En définitive, selon ces deux ordres juridiques, l'immunité d'exécution est une véritable immunité personnelle, c'est-à-dire en raison de la qualité de leurs propriétaires. En matière de saisie de navires, l'immunité personnelle la plus fréquente sera celle conférée par le droit international public concernant les navires appartenant à un État ou souverain étranger. Cette immunité a donné lieu à la théorie des navires apparentés. On sait qu'en règle générale, l'immunité d'exécution devra être écartée chaque fois qu'il s'agit de recouvrer une dette contractée dans le cadre de l'exercice, par un État étranger, d'une activité économique ou commerciale, c'est-à-dire sans rapport avec sa souveraineté, et que ne seront alors saisissables que les biens affectés à cette activité. La solution est la même lorsque les biens d'un organisme public distinct d'un État étranger, donc notamment une compagnie maritime, ont été affectés par celui-ci à une activité économique ou commerciale, ledit organisme, en raison de son caractère public, étant considéré comme une émanation de l'État lui-même225(*). Or, pour échapper à la saisie de leurs biens, la tentation est grande pour certains États, ayant traditionnellement un secteur privé réduit voire inexistant, de multiplier les établissements publics ou les sociétés de droit privé à la personnalité juridique soi-disant distincte, propriétaires de biens tels des navires. Dans ce cas, pour faire échec à cette fraude et saisir les biens de cet organisme public, les créanciers auront l'obligation de démontrer en quoi celui-ci ne dispose pas véritablement d'un patrimoine distinct de celui de l'État étranger dont on dit alors qu'il n'est qu'une émanation ; cette solution n'a pas cours lorsque ce sont les biens d'un organisme de droit privé qui ont ainsi été affectés à cette activité, même si l'État étranger y dispose de la plus forte participation, il n'est pas alors vu comme une émanation de l'État étranger226(*). Dans le même ordre d'idées, toujours à propos de la constitution d'une société de droit privé, la Cour de cassation française estime que « l'allégation selon laquelle un État a eu pour but, dans la création de sociétés d'armement, de limiter le gage de ses créanciers maritimes ne démontre pas, par elle-même, que ces sociétés seraient fictives et ne constitueraient que des émanations de cet État, dès lors qu'elles possèdent un patrimoine propre »227(*).
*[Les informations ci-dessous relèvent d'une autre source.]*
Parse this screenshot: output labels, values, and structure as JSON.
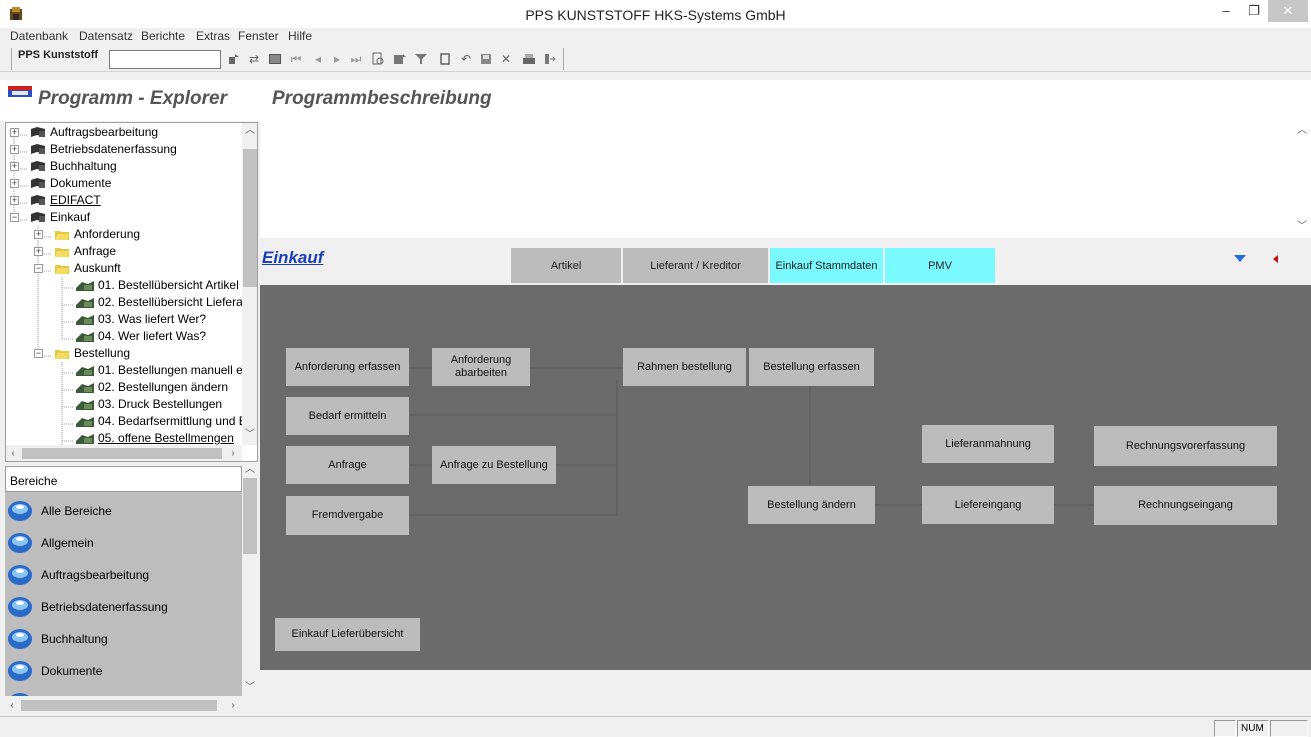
{
  "window": {
    "title": "PPS KUNSTSTOFF HKS-Systems GmbH",
    "minimize_glyph": "–",
    "maximize_glyph": "❐",
    "close_glyph": "✕"
  },
  "menu": {
    "items": [
      "Datenbank",
      "Datensatz",
      "Berichte",
      "Extras",
      "Fenster",
      "Hilfe"
    ]
  },
  "toolbar": {
    "org_label": "PPS Kunststoff",
    "org_value": "",
    "icons": [
      "new-record-icon",
      "refresh-icon",
      "table-icon",
      "first-record-icon",
      "prev-record-icon",
      "next-record-icon",
      "last-record-icon",
      "search-icon",
      "filter-icon",
      "filter-funnel-icon",
      "page-icon",
      "undo-icon",
      "save-icon",
      "delete-icon",
      "print-icon",
      "exit-icon"
    ]
  },
  "explorer": {
    "title": "Programm - Explorer",
    "tree": [
      {
        "label": "Auftragsbearbeitung",
        "type": "book",
        "level": 0,
        "expander": "+"
      },
      {
        "label": "Betriebsdatenerfassung",
        "type": "book",
        "level": 0,
        "expander": "+"
      },
      {
        "label": "Buchhaltung",
        "type": "book",
        "level": 0,
        "expander": "+"
      },
      {
        "label": "Dokumente",
        "type": "book",
        "level": 0,
        "expander": "+"
      },
      {
        "label": "EDIFACT",
        "type": "book",
        "level": 0,
        "expander": "+",
        "underline": true
      },
      {
        "label": "Einkauf",
        "type": "book",
        "level": 0,
        "expander": "−"
      },
      {
        "label": "Anforderung",
        "type": "folder",
        "level": 1,
        "expander": "+"
      },
      {
        "label": "Anfrage",
        "type": "folder",
        "level": 1,
        "expander": "+"
      },
      {
        "label": "Auskunft",
        "type": "folder",
        "level": 1,
        "expander": "−"
      },
      {
        "label": "01. Bestellübersicht Artikel",
        "type": "doc",
        "level": 2
      },
      {
        "label": "02. Bestellübersicht Liefera",
        "type": "doc",
        "level": 2
      },
      {
        "label": "03. Was liefert Wer?",
        "type": "doc",
        "level": 2
      },
      {
        "label": "04. Wer liefert Was?",
        "type": "doc",
        "level": 2
      },
      {
        "label": "Bestellung",
        "type": "folder",
        "level": 1,
        "expander": "−"
      },
      {
        "label": "01. Bestellungen manuell e",
        "type": "doc",
        "level": 2
      },
      {
        "label": "02. Bestellungen ändern",
        "type": "doc",
        "level": 2
      },
      {
        "label": "03. Druck Bestellungen",
        "type": "doc",
        "level": 2
      },
      {
        "label": "04. Bedarfsermittlung und E",
        "type": "doc",
        "level": 2
      },
      {
        "label": "05. offene Bestellmengen",
        "type": "doc",
        "level": 2
      }
    ]
  },
  "bereiche": {
    "title": "Bereiche",
    "items": [
      "Alle Bereiche",
      "Allgemein",
      "Auftragsbearbeitung",
      "Betriebsdatenerfassung",
      "Buchhaltung",
      "Dokumente"
    ]
  },
  "description": {
    "title": "Programmbeschreibung",
    "text": ""
  },
  "einkauf": {
    "title": "Einkauf",
    "tabs": [
      "Artikel",
      "Lieferant / Kreditor",
      "Einkauf Stammdaten",
      "PMV"
    ]
  },
  "diagram": {
    "nodes": {
      "anforderung_erfassen": "Anforderung erfassen",
      "anforderung_abarbeiten": "Anforderung abarbeiten",
      "rahmen_bestellung": "Rahmen bestellung",
      "bestellung_erfassen": "Bestellung erfassen",
      "bedarf_ermitteln": "Bedarf ermitteln",
      "lieferanmahnung": "Lieferanmahnung",
      "rechnungsvorerfassung": "Rechnungsvorerfassung",
      "anfrage": "Anfrage",
      "anfrage_zu_bestellung": "Anfrage zu Bestellung",
      "bestellung_aendern": "Bestellung ändern",
      "liefereingang": "Liefereingang",
      "rechnungseingang": "Rechnungseingang",
      "fremdvergabe": "Fremdvergabe",
      "einkauf_lieferuebersicht": "Einkauf Lieferübersicht"
    },
    "background": "#6b6b6b",
    "node_color": "#bcbcbc"
  },
  "status": {
    "num": "NUM"
  },
  "colors": {
    "link": "#1a3eb8",
    "tab_cyan": "#7af9ff",
    "tab_grey": "#bcbcbc",
    "nav_blue": "#1e6fd8",
    "nav_red": "#c01010"
  }
}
Enfin, notons que la convention de Genève du 12 mars 1999, non encore en vigueur, dispose en son article 8 paragraphe 2, qu'elle « n'est pas applicable aux navires de guerre, navires de guerre auxiliaires et autres navires appartenant à un État ou exploités par lui et exclusivement affectés, jusqu'à nouvel ordre, à un service public non commercial ».

* 219 Voy. l'article 122 du CCMM déjà analysé plus haut dans le cadre des diligences à observer.

* 220 JULIEN (P.) et TAORMINA (G.), op.cit., pp 542 et 543.

* 221 Cette possibilité a été admise en pratique : CA de Rennes, 16 juin 1968, DMF 1969, p 741, note Bokobza-Boquet ; CA d'Aix-en-Provence, 25 février 1986, DMF 1987, p 164, note Pestel-Debord.

* 222 Ce procès verbal de saisie pourrait être vraisemblablement celui de l'article 122 du CCMM et déjà analysé.

* 223 Voir article 122 du CCMM.

* 224 Article 114 alinéa 2 du CCMM.

* 225 JULIEN (P.) et TAORMINA (G.), op.cit., pp 520 et 521.

* 226 JULIEN (P.) et TAORMINA (G.), ibidem.

* 227 Cass.com, 23 novembre, Bull.civ. IV, n°204, DMF 2000, p.719, obs. N. MOLFESSIS.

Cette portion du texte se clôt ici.